Lundi 16 octobre, Michaël Delafosse, maire socialiste de Montpellier et professeur d'histoire-géographie au collège Fontcarrade, a rendu un vibrant hommage à Dominique Bernard, mort quelques jours auparavant à Arras, ainsi qu'à Samuel Paty, et exhorté ses collègues à ne rien céder. Lors de l'entretien qu'il a accordé au Point, il appelle la gauche «à se ressaisir, et à être fidèle à son histoire».
 
Le Point : Que nous arrive-t-il ?
 
Michaël Delafosse : Il nous arrive que le fanatisme islamiste se déploie sur la planète, y compris dans notre pays. À nouveau, un professeur a été tué en France en son nom. Il faut comprendre en quoi consiste cette idéologie, car elle ne va pas s’arrêter toute seule : elle s’attaque systématiquement à tout ce qui représente la liberté – Charlie Hebdo, ou le Bataclan – et l’esprit critique – les professeurs Samuel Paty et Dominique Bernard. Je suis très ébranlé, comme tout le monde, par le fait que le tueur d’Arras recherchait un professeur d’histoire. L’objectif, à Arras, c’était «mort aux Lumières». Et puis, toujours, ils s’attaquent aux Juifs. La semaine dernière en Israël, le Hamas, qui est une organisation terroriste islamiste, est venu tuer des Juifs. C’était le même objectif en 2012, à l’école Ozar Hatorah de Toulouse, ou encore en 2015 à l’Hyper Cacher. Quand des Juifs sont attaqués dans le monde, il faut les défendre. Il est essentiel de comprendre que le sujet dépasse les frontières, car cette idéologie tue dans bien des pays, y compris à majorité musulmane.
 
Avons-nous été faibles, ou lâches sur le sujet ?
 
Les deux ! Quand on laisse passer le fait que les défenseurs de la laïcité seraient des «islamophobes», quand on laisse s’installer ce terme d’«islamophobie», quelque chose se distille.
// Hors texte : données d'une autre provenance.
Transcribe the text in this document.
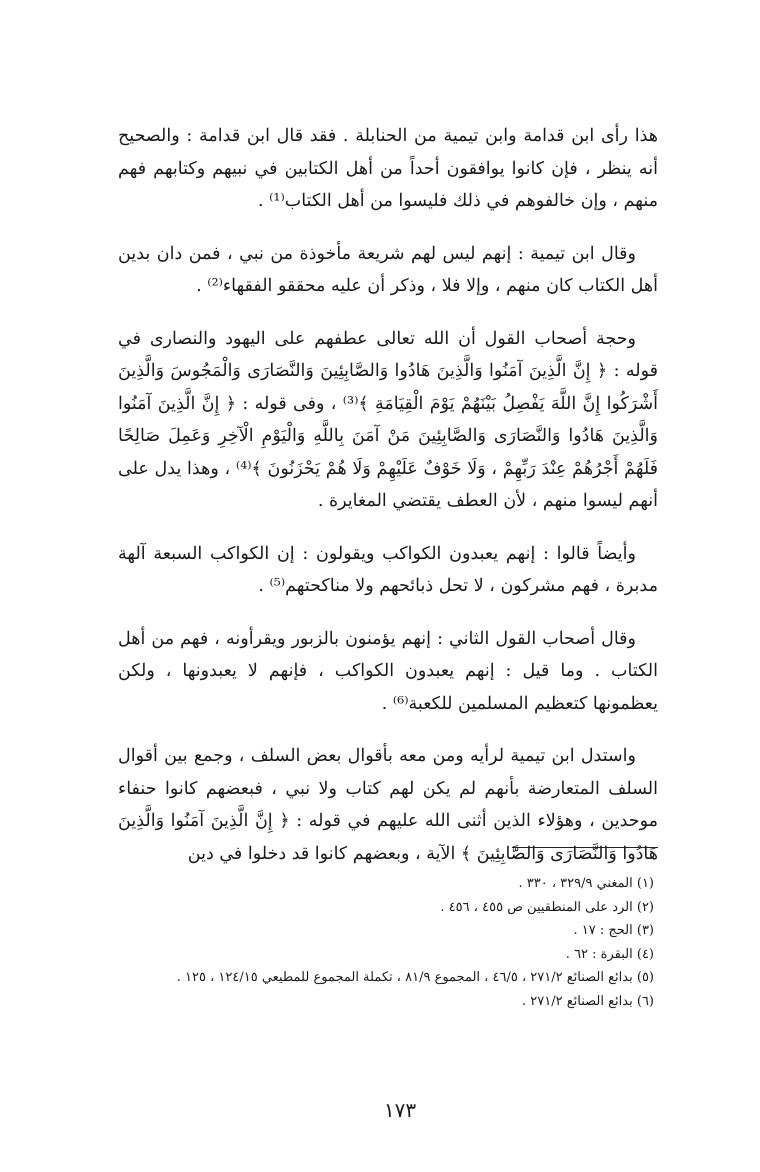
هذا رأى ابن قدامة وابن تيمية من الحنابلة . فقد قال ابن قدامة : والصحيح أنه ينظر ، فإن كانوا يوافقون أحداً من أهل الكتابين في نبيهم وكتابهم فهم منهم ، وإن خالفوهم في ذلك فليسوا من أهل الكتاب⁽¹⁾ .

وقال ابن تيمية : إنهم ليس لهم شريعة مأخوذة من نبي ، فمن دان بدين أهل الكتاب كان منهم ، وإلا فلا ، وذكر أن عليه محققو الفقهاء⁽²⁾ .

وحجة أصحاب القول أن الله تعالى عطفهم على اليهود والنصارى في قوله : ﴿ إِنَّ الَّذِينَ آمَنُوا وَالَّذِينَ هَادُوا وَالصَّابِئِينَ وَالنَّصَارَى وَالْمَجُوسَ وَالَّذِينَ أَشْرَكُوا إِنَّ اللَّهَ يَفْصِلُ بَيْنَهُمْ يَوْمَ الْقِيَامَةِ ﴾⁽³⁾ ، وفى قوله : ﴿ إِنَّ الَّذِينَ آمَنُوا وَالَّذِينَ هَادُوا وَالنَّصَارَى وَالصَّابِئِينَ مَنْ آمَنَ بِاللَّهِ وَالْيَوْمِ الْآخِرِ وَعَمِلَ صَالِحًا فَلَهُمْ أَجْرُهُمْ عِنْدَ رَبِّهِمْ ، وَلَا خَوْفٌ عَلَيْهِمْ وَلَا هُمْ يَحْزَنُونَ ﴾⁽⁴⁾ ، وهذا يدل على أنهم ليسوا منهم ، لأن العطف يقتضي المغايرة .

وأيضاً قالوا : إنهم يعبدون الكواكب ويقولون : إن الكواكب السبعة آلهة مدبرة ، فهم مشركون ، لا تحل ذبائحهم ولا مناكحتهم⁽⁵⁾ .

وقال أصحاب القول الثاني : إنهم يؤمنون بالزبور ويقرأونه ، فهم من أهل الكتاب . وما قيل : إنهم يعبدون الكواكب ، فإنهم لا يعبدونها ، ولكن يعظمونها كتعظيم المسلمين للكعبة⁽⁶⁾ .

واستدل ابن تيمية لرأيه ومن معه بأقوال بعض السلف ، وجمع بين أقوال السلف المتعارضة بأنهم لم يكن لهم كتاب ولا نبي ، فبعضهم كانوا حنفاء موحدين ، وهؤلاء الذين أثنى الله عليهم في قوله : ﴿ إِنَّ الَّذِينَ آمَنُوا وَالَّذِينَ هَادُوا وَالنَّصَارَى وَالصَّابِئِينَ ﴾ الآية ، وبعضهم كانوا قد دخلوا في دين

(١) المغني ٣٢٩/٩ ، ٣٣٠ .

(٢) الرد على المنطقيين ص ٤٥٥ ، ٤٥٦ .

(٣) الحج : ١٧ .

(٤) البقرة : ٦٢ .

(٥) بدائع الصنائع ٢٧١/٢ ، ٤٦/٥ ، المجموع ٨١/٩ ، تكملة المجموع للمطيعي ١٢٤/١٥ ، ١٢٥ .

(٦) بدائع الصنائع ٢٧١/٢ .

١٧٣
Cela a créé un clair-obscur dont profitent les fanatiques. Je suis d’accord avec cette formule de Gilles Kepel, le «djihadisme d’atmosphère». C’est aussi dans cette atmosphère qu’il faut mener le combat des valeurs. Je ne comprends pas que l’on ait mis trois ans à interdire l’abaya, alors que l’on savait qu’il s’agissait d’une stratégie pour déstabiliser la République. Il faut répondre avec lucidité et courage au fanatisme. Il faut l’affronter. Il y a une tétanie, parfois une peur, un refus de clairvoyance. Pour commencer, il faut donc être camusien, c’est-à-dire bien nommer les choses. À ce titre, c’est une faute très lourde qu’a commise La France insoumise en refusant de nommer la nature terroriste du Hamas.
 
Qu’est-il arrivé à la gauche de Clemenceau, celle qui défendait la liberté d’expression, la laïcité, et une forme d’autorité ?
 
Georges Clemenceau savait ce que sont précisément les règles qui protègent la liberté. De ce point de vue, il y a eu une sorte d’éclipse à gauche. Parfois au nom de bonnes causes, par exemple la lutte contre le racisme. Mais ce combat a été détourné pour être retourné contre nos valeurs. À présent, j’appelle la gauche à se ressaisir, et à être fidèle à son histoire. Sinon, elle apparaîtra comme inutile, voire complice.
 
Cette alliance objective entre une partie de la gauche radicale et les mouvances islamistes peut-elle marcher ?
 
Elle marchera si on se couche.
 
Vous êtes professeur d’histoire-géographie… Comment fait-on pour que les profs n’aient pas peur d’enseigner normalement ?
 
D’abord, ne rien céder. La hiérarchie doit les soutenir mais l’ensemble de la société aussi. Sinon, ce sera très, très, difficile… Les professeurs sont en première ligne. Et puis ils sont une part de nous. Ils sont aussi des ancres de savoir dans la société. Il faut donc conforter leur autorité. Sur le plan de la rémunération, en garantissant leur niveau de formation – ne pas baisser l’exigence ! –, mais aussi par la reconnaissance.
 
Et pour l’élu que vous êtes, comment réagir ?
 
La réponse passe par les services de sécurité, avec lesquels les élus doivent travailler étroitement, et par le combat des valeurs. Les petits renoncements sur la laïcité ont, à force, de grandes conséquences. J’ai été très critiqué en 2020 quand j’ai fait signer une charte de laïcité aux associations subventionnées. Mais j’ai tenu. Cela commence par là. N’oublions pas qu’il y a des élus – de tous bords – qui ont fricoté avec le communautarisme. Cela participe du clair-obscur dont je parlais tout à l’heure.
 
Est-ce pour nous un moment historique ?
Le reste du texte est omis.